Winter Loon(66)



The black-and-white checkerboard bird stood out against the man’s corn-colored canvas jacket. Its head extended forward, the long beak like black shears rested against his chest.

“Holy shit,” I said. “It’s a loon.”

“Her beak’s frozen,” the man said as he approached. “She’s in pretty bad shape, babe. We have to get her help.”

“I want to hug you so bad right now,” the woman said.

“Keep clear, Rhonda. I don’t want her to peck at you. That beak of hers could do real damage.”

“No shit,” Lester said. “Look at that hell-diver.”

“You should have seen her when I tried to grab her. She’d have run it right through my hand if I hadn’t had gloves on. But she gave up and let me take her. Didn’t make a peep.”

My father had taught me all the loon’s calls—the wail for separation from a chick or mate, the tremolo to warn that a predator was near, the yodel to signal aggression, and the hoot for curiosity or even happiness. But this loon was quiet. Was there a call for gratitude, for rescue from the verge of death? What was the call for surrender?

“Oh, babe. I’m so glad you’re okay. You remember that fellow died trying to save his dog?” She turned to us. “Dog climbed right out of the ice over the guy’s head. Been a few drownings here over the years.”

“You got to be careful with a distressed animal. Even the tame ones can be unpredictable.”

“These boys are checking out the old place,” Rhonda said, gesturing toward the cabin.

“That right? Well, I bet you’ve never seen anything like this before.”

I took a step closer to the loon and bent slightly to make eye contact. “What was she doing out there, you think?”

“I don’t know exactly. Something about this lake. Every couple of years a loon gets stranded here. This one should be off having drinks on a beach somewhere in Mexico. Could be they’re young or they lose their bearings. Some have injuries so bad their wings don’t work. The back end here, that’s where the baggage is,” Darin said, lifting the bird slightly. “It’s real heavy so they need a lot of running room to get going, like a cargo plane. Runway’s too short, or iced in like this one, they can’t take off.”

“What happens then?” Lester asked.

“Honestly? They usually just disappear. Dive maybe, can’t find the hole again. Hard to rescue once they’re stranded, I know that for sure. They don’t know what’s good for them anymore. This one, she’s lucky I got to her before a hawk or a coyote.”

“We’d better be going if we’re going to get her to a vet,” Rhonda said. “You boys be careful around that cabin, you hear? Don’t do nothing stupid.”

They veered off along the other path, the excitement still raising their voices.

“Wow, that was crazy, huh?” Lester said. He scratched his neck when I didn’t answer.

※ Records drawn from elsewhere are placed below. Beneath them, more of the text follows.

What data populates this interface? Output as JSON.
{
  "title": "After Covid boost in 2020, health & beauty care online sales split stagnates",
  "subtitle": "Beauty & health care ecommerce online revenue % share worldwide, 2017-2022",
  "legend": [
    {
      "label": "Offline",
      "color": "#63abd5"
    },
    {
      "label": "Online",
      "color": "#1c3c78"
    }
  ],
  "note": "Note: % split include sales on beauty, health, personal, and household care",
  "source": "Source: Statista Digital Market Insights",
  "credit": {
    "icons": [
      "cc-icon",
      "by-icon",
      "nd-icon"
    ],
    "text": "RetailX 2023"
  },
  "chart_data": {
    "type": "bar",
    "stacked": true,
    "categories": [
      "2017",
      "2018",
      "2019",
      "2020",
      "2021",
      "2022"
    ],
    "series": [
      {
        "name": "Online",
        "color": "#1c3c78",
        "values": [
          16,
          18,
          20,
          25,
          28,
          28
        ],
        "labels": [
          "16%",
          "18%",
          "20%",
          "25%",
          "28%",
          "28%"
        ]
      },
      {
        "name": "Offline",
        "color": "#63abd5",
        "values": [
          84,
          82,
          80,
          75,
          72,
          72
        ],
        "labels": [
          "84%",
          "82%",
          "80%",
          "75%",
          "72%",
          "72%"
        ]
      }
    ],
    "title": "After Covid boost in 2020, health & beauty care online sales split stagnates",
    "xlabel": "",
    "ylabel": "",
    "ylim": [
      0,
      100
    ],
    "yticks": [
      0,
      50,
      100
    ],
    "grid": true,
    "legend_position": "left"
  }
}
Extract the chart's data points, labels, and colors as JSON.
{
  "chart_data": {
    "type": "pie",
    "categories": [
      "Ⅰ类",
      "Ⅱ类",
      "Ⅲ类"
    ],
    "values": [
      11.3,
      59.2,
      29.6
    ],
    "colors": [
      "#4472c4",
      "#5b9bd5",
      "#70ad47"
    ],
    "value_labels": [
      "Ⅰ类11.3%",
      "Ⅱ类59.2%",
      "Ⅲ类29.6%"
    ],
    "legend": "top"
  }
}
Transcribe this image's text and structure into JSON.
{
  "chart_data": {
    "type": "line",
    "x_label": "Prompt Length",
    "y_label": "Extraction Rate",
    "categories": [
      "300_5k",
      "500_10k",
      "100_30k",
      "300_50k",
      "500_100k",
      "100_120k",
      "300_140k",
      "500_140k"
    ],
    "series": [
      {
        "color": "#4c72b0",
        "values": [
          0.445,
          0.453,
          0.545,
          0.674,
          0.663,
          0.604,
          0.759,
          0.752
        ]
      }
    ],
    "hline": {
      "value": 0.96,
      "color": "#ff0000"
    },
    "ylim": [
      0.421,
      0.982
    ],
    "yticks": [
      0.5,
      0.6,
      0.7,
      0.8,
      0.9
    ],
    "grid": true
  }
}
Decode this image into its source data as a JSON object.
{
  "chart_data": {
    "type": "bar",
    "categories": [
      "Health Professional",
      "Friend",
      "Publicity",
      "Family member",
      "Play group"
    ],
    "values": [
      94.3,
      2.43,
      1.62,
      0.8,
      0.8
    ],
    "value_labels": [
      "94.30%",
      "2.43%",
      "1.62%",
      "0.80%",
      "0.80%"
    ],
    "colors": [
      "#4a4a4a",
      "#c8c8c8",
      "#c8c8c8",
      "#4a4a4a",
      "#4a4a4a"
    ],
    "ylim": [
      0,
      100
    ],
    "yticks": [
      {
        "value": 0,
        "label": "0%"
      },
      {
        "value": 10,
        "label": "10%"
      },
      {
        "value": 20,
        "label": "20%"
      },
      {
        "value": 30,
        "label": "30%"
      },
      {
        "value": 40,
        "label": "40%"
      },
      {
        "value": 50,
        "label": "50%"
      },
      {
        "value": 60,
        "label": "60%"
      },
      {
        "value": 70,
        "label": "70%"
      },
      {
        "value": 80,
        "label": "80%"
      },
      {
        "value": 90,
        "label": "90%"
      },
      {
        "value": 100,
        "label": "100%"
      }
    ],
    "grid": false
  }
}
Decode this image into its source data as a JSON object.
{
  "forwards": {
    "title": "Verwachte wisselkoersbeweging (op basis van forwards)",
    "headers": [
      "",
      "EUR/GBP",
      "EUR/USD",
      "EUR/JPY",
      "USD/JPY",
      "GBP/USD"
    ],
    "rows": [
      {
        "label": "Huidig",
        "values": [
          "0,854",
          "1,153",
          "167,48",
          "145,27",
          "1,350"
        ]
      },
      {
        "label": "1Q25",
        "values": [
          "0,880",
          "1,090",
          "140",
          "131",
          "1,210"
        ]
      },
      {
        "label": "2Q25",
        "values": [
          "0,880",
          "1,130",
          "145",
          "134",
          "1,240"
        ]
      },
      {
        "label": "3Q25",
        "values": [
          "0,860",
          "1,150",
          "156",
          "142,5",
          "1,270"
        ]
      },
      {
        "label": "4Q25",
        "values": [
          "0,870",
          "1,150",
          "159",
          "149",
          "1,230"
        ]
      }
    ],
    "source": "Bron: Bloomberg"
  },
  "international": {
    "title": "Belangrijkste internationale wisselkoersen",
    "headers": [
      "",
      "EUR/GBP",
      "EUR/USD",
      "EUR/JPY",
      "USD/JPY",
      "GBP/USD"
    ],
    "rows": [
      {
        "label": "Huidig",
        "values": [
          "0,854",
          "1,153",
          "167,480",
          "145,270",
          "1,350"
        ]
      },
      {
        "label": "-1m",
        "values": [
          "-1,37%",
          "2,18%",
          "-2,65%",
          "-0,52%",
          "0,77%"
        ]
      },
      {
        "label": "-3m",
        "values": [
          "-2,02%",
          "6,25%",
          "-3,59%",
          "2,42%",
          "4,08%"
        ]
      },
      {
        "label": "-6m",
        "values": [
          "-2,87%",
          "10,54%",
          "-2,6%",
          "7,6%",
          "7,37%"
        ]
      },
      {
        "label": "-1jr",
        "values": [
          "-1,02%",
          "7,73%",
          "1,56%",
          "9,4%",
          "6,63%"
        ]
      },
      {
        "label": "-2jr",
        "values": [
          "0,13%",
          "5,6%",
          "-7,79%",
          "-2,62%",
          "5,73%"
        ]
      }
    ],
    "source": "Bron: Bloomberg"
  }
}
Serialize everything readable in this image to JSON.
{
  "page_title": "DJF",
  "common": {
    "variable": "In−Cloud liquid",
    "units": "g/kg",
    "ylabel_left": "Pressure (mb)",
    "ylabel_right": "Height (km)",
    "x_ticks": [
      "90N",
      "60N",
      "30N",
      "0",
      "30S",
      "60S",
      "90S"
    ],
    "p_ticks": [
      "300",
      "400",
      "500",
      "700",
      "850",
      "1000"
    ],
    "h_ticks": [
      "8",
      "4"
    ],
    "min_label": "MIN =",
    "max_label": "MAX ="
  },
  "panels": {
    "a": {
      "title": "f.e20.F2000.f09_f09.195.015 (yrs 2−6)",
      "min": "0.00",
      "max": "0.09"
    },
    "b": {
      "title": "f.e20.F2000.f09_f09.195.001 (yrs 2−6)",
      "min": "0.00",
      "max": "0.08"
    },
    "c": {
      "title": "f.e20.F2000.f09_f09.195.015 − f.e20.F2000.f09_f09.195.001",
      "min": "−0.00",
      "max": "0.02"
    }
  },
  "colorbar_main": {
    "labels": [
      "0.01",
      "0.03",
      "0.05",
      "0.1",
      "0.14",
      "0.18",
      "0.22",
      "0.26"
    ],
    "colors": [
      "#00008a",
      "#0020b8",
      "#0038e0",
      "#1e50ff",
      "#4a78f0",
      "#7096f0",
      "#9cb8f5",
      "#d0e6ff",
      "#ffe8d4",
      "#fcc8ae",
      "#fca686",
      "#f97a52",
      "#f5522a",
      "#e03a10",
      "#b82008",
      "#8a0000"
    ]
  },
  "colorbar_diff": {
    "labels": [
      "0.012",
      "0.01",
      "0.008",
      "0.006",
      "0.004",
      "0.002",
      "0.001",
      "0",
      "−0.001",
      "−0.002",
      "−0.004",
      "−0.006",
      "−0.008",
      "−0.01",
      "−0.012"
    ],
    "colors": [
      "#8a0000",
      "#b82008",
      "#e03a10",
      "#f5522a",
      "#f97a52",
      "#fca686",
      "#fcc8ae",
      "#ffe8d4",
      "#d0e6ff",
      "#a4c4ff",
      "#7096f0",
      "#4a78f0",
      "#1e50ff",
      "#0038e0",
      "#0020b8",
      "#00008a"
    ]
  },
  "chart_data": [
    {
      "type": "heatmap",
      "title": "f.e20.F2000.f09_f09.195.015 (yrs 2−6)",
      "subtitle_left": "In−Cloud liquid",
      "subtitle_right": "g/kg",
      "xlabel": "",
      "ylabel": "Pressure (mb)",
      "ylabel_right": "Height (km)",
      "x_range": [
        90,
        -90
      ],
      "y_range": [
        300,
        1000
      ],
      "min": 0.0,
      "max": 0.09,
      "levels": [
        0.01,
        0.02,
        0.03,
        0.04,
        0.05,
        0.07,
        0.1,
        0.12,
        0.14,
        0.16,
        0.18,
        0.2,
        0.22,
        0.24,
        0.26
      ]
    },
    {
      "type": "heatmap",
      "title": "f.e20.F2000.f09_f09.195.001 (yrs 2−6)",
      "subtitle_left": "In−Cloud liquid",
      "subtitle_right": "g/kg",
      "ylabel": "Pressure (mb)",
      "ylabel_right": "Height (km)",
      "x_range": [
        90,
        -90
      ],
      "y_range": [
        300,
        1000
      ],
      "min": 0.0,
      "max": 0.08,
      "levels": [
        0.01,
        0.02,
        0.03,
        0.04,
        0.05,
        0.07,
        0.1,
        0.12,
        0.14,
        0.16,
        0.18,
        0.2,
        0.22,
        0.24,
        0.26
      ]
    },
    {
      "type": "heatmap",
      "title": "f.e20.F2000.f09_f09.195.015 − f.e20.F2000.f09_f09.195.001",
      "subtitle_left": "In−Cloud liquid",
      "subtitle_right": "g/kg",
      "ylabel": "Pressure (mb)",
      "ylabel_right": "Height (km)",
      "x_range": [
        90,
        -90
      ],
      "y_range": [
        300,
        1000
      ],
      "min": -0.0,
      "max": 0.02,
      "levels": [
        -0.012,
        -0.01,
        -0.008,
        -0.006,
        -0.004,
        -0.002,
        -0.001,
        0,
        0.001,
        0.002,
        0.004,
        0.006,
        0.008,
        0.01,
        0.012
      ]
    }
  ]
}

Instead, he did what I did, which was to stay put and stare at the spot where the loon had been stuck. All the commotion of the rescue had settled, and other than the tools Darin had dropped, the ice was as it should be. No intruders, just a black scar where that bird had nearly died. Desperate and lost. Stuck in a jam.

“She tried to pull me in with her.”

“What?”

“My mother. When I couldn’t pull her out, she tried to pull me in.”

I grabbed my own wrist, feeling the way she’d latched on, feeling the pull toward the hole, the ice collapsing, my elbows wet with advancing water. I stood still, watching it unfold out there, magnified by time. The boy, taking off his coat. Already he’d tried to go for help against her pleading but had turned back, knowing help couldn’t come in time. Kneeling now, his hair silver in the moonlight. He looks like something sprouted in the freeze, a winter shoot. She tells him he looks like the moon. He tosses the coat. She doesn’t even reach for it. Now he’s on his belly, elbowing toward her. The ice shudders, bends. They grip each other’s wrists. He yanks free, she disappears below the waterline, surfaces, sputters, gasps. All is quiet now. By dawn, I know they will be lost to each other.

“Are you kidding?” Lester asked. “That’s fucked up, man.”

“I keep trying to imagine what was going through her head. All I could ever figure is she didn’t want to be alone.”

“Pretty lousy way to get company, if you ask me.”

I think about that, about the boy I was and my drowned mother. What did I know, really? Her love for me was deep and frantic. And the desperation of her dying the way she did was keen, sharp like the blade she left behind, like the loon’s black bill. I was not able to put my thoughts together right then, not for years, that the ice had closed in on my mother long before she went out onto Bright Lake.



DARIN AND RHONDA, BACK FROM the veterinarian, knocked on the cabin door with news that the loon would be fine, that she wasn’t injured so much as lost and lonely. Rhonda insisted we join them for stew, and given how hungover we both were, stew and a warm cabin and a fire sounded good. Their place was farther back in the woods, away from the lakeshore but with a nice view from a new deck. They’d lived on the other side for years, Rhonda said, and bought this place the previous spring. She and Darin picked at their stew, and the conversation came to an awkward stop.